Officer Jennifer Sebena is laid to rest.

A wounded Iraq War veteran who gunned down his wife, a Wauwatosa police officer, while she was on duty Christmas Eve will get a life sentence on Friday.

But Benjamin Sebena should at least have a chance for parole, according to a sentencing memorandum filed Tuesday that details the psychological and physical effects of his combat experience, including a claim to have killed 68 people during his military service.

The memo also suggests Sebena believes he killed his wife, Jennifer Sebena, so she’d go to heaven, fearful she’d follow a threat to take her own life if he committed suicide first.

Sebena tried to pursue an insanity plea, but doctors who examined him said his condition did not support it, though he suffered from post-traumatic stress disorder and traumatic brain injury.


This is the summary of a sad story that I have been following since December.  Not only because the victim’s family was friends with mine, but also because this tragedy illustrates two cracks in America: support for returning war veterans and the “lock ‘em up” attitude towards criminals with mental illness.

It is clear that some part of the system failed him in identifying his illness—and providing him the adequate tools to overcome his problems.  He failed himself–by committing murder—and we, as a society, failed him for not taking some of his symptoms seriously.  I do not condone Benjamin Sebena’s behavior—no matter the trauma he endured during the war and the struggles he faced upon his return—but I do not think he should be shuffled into a cell and forgotten about.  I disagree with Sebena’s lawyer; I don’t think this man should necessarily be eligible for parole, but I also don’t think he should be thrown into prison with other inmates convicted of murder.  He needs rehabilitation as much as we need to try and study and understand him—and the limits of the human psyche.

Yes, he was working with other veterans and with church Elders, but he had talked of suicide in the weeks before the murder.  Mrs.
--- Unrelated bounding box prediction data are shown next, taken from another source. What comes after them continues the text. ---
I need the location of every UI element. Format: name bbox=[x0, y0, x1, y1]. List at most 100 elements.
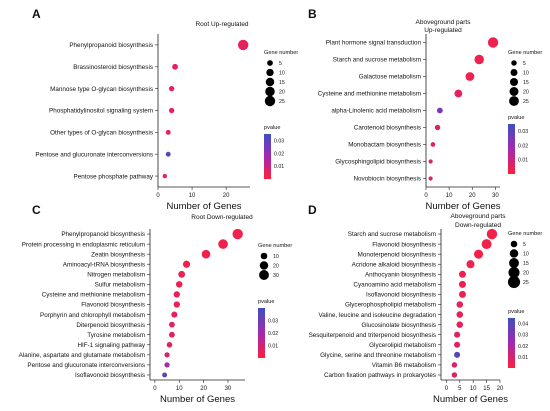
data-point bbox=[458, 280, 466, 288]
size-legend-label: 20 bbox=[273, 264, 279, 270]
panel-title: Root Up-regulated bbox=[195, 21, 248, 28]
data-point bbox=[182, 260, 191, 268]
data-point bbox=[164, 362, 170, 368]
data-point bbox=[169, 331, 175, 338]
x-tick-label: 20 bbox=[200, 386, 207, 392]
x-tick-label: 20 bbox=[469, 193, 476, 199]
data-point bbox=[434, 124, 441, 131]
data-point bbox=[218, 239, 228, 249]
size-legend-marker bbox=[510, 69, 518, 76]
color-legend-label: 0.03 bbox=[268, 319, 278, 325]
category-label: Pentose and glucuronate interconversions bbox=[35, 151, 153, 158]
x-tick-label: 10 bbox=[176, 386, 183, 392]
size-legend-marker bbox=[267, 60, 273, 66]
size-legend-label: 5 bbox=[523, 61, 526, 67]
size-legend-marker bbox=[509, 87, 519, 96]
size-legend-label: 20 bbox=[523, 90, 529, 96]
panel-label: B bbox=[308, 7, 317, 21]
color-legend-label: 0.02 bbox=[518, 143, 528, 149]
color-bar bbox=[508, 124, 515, 174]
category-label: Anthocyanin biosynthesis bbox=[365, 272, 436, 279]
size-legend-marker bbox=[259, 270, 269, 280]
data-point bbox=[172, 63, 178, 70]
panel-subtitle: Up-regulated bbox=[424, 27, 462, 34]
size-legend-title: Gene number bbox=[508, 50, 542, 56]
size-legend-marker bbox=[509, 249, 519, 258]
category-label: Flavonoid biosynthesis bbox=[81, 302, 145, 309]
data-point bbox=[430, 142, 436, 147]
size-legend-label: 20 bbox=[279, 90, 285, 96]
size-legend-marker bbox=[265, 77, 275, 87]
category-label: Isoflavonoid biosynthesis bbox=[75, 372, 145, 379]
color-bar bbox=[264, 134, 271, 179]
data-point bbox=[458, 290, 466, 298]
size-legend-label: 30 bbox=[273, 273, 279, 279]
size-legend-title: Gene number bbox=[258, 243, 292, 249]
data-point bbox=[487, 37, 499, 48]
category-label: Isoflavonoid biosynthesis bbox=[366, 292, 436, 299]
size-legend-title: Gene number bbox=[264, 50, 298, 56]
color-bar bbox=[508, 318, 515, 368]
category-label: Nitrogen metabolism bbox=[87, 272, 145, 279]
category-label: Acridone alkaloid biosynthesis bbox=[352, 261, 436, 268]
data-point bbox=[486, 228, 498, 240]
category-label: Cysteine and methionine metabolism bbox=[318, 91, 421, 98]
x-tick-label: 15 bbox=[483, 386, 490, 392]
color-bar bbox=[258, 308, 265, 358]
data-point bbox=[458, 270, 466, 278]
data-point bbox=[481, 239, 492, 250]
size-legend-label: 5 bbox=[523, 242, 526, 248]
color-legend-label: 0.03 bbox=[518, 333, 528, 339]
data-point bbox=[168, 107, 175, 114]
category-label: Galactose metabolism bbox=[359, 74, 421, 81]
data-point bbox=[232, 228, 243, 240]
size-legend-label: 25 bbox=[523, 99, 529, 105]
data-point bbox=[456, 321, 464, 328]
x-tick-label: 20 bbox=[223, 193, 230, 199]
category-label: Protein processing in endoplasmic reticu… bbox=[22, 241, 145, 248]
x-tick-label: 10 bbox=[470, 386, 477, 392]
size-legend-label: 20 bbox=[523, 271, 529, 277]
data-point bbox=[465, 72, 475, 81]
category-label: Glucosinolate biosynthesis bbox=[361, 322, 436, 329]
category-label: Other types of O-glycan biosynthesis bbox=[50, 130, 153, 137]
category-label: Zeatin biosynthesis bbox=[91, 251, 145, 258]
panel-title: Aboveground parts bbox=[416, 19, 472, 26]
data-point bbox=[171, 311, 178, 318]
category-label: Plant hormone signal transduction bbox=[326, 40, 422, 47]
size-legend-marker bbox=[511, 60, 517, 66]
panel-label: A bbox=[32, 7, 41, 21]
data-point bbox=[436, 107, 443, 114]
size-legend-label: 5 bbox=[279, 61, 282, 67]
size-legend-marker bbox=[509, 96, 519, 106]
data-point bbox=[466, 260, 475, 269]
category-label: Phenylpropanoid biosynthesis bbox=[69, 42, 153, 49]
data-point bbox=[175, 281, 183, 288]
data-point bbox=[201, 249, 211, 259]
data-point bbox=[454, 341, 461, 348]
category-label: Glycerolipid metabolism bbox=[369, 342, 436, 349]
x-tick-label: 10 bbox=[446, 193, 453, 199]
data-point bbox=[237, 39, 249, 51]
data-point bbox=[454, 331, 461, 338]
panel-label: D bbox=[308, 203, 317, 217]
x-tick-label: 30 bbox=[225, 386, 232, 392]
category-label: Glycine, serine and threonine metabolism bbox=[320, 352, 436, 359]
data-point bbox=[454, 89, 463, 98]
x-tick-label: 0 bbox=[424, 193, 428, 199]
size-legend-label: 10 bbox=[523, 252, 529, 258]
data-point bbox=[451, 372, 458, 378]
size-legend-label: 15 bbox=[279, 80, 285, 86]
data-point bbox=[162, 173, 168, 179]
color-legend-title: pvalue bbox=[508, 115, 524, 121]
category-label: Tyrosine metabolism bbox=[87, 332, 145, 339]
category-label: Carbon fixation pathways in prokaryotes bbox=[324, 372, 436, 379]
size-legend-marker bbox=[260, 252, 268, 260]
category-label: Monoterpenoid biosynthesis bbox=[358, 251, 436, 258]
x-axis-label: Number of Genes bbox=[167, 201, 242, 212]
data-point bbox=[454, 351, 461, 358]
size-legend-title: Gene number bbox=[508, 231, 542, 237]
x-axis-label: Number of Genes bbox=[426, 201, 501, 212]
Sebena was right to lock up their guns, but it wasn’t enough.

There should be more options available for both our struggling war veterans and those afflicted with mental illness.  If we choose to view these demons as taboo or “handle-able” by those who are afflicted, our society is doomed to see further tragedies.  Ignoring a problem doesn’t make it disappear.


Our veterans deserve a better chance at achieving normalcy when they return from war.  As well, those who are affected by mental illness need to have more access to channels focused on understanding and managing illness.